Why Is This Author Notable?

Mortimer J. Adler (1902–2001) was arguably the most educated person of the twentieth century. An American educator, philosopher, and best-selling author, he was associated with both Columbia University and the University of Chicago. He also served as an editor of the Encyclopaedia Britannica as well as cofounded the Great Books of the Western World series. In his long career, he authored more than 50 scholarly and popular books. In 1990 Adler cofounded the Center for the Study of The Great Ideas with Max Weismann.

What Is This Book About?

In 1952 Encyclopaedia Britannica published a 54-volume set entitled Great Books of the Western World. Two volumes in that series were entitled A Syntopicon: An Index to the Great Ideas and identified 102 great ideas of the Western intellectual tradition. These ideas, which covered a historical period between Homer and Freud, were catalogued by Adler with the help of educator Robert Hutchins. The book How to Think about the Great Ideas takes 52 of those enduring concepts and briefly introduces them to today’s readers.

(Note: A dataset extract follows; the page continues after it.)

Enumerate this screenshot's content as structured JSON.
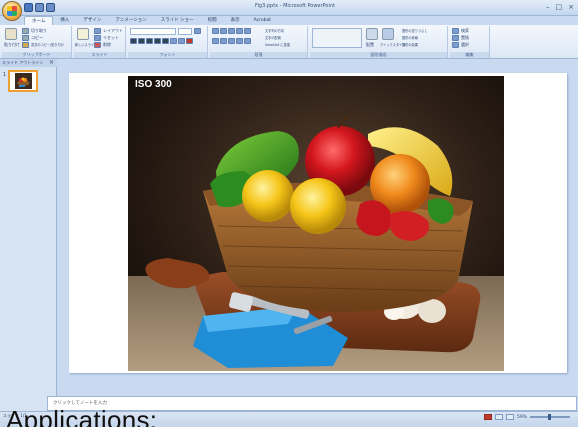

Some of the topics addressed in the book include how to think about such enduring ideas as truth, freedom, democracy, justice, beauty, education, and government. Yet other provocative topics are also addressed, such as opinion, emotion, love, sex, evil, art, science, and God. In most articles on the great ideas, Lloyd Luckman dialogues with Mortimer Adler, asking questions that serve to focus the topic at hand.

In introducing the book, Mortimer Adler talks about the importance of philosophical reflection through using the great ideas:

It cannot be too often repeated that philosophy is everybody’s business. To be a human being is to be endowed with the proclivity to philosophize. To some degree we all engage in philosophical thought in the course of our daily lives. Acknowledging this is not enough. It is also necessary to understand why this is so and what philosophy’s business is. The answer, in a word, is ideas. In two words, it is Great Ideas—the ideas basic and indispensable to understanding ourselves, our society, and the world in which we live.1

Why Is This Book Worth Reading?

This very informative and rich volume can be read in two different ways. It can serve as a general topical study of the broad history of ideas. Or it can also be read selectively, where certain topics are identified and focused upon. Since it deals with 52 great ideas, one article could be read each week, which allows enough time for reflection and would allow the reader to complete reading the book in one year. This is an ideal work for someone who wants to pursue the life of the mind by considering the most meaningful ideas of life.

Endnotes
  1. Mortimer J. Adler, How to Think about the Great Ideas: From the Great Books of Western Civilization, ed. Max Weismann (Chicago: Open Court, 2000), xxiii.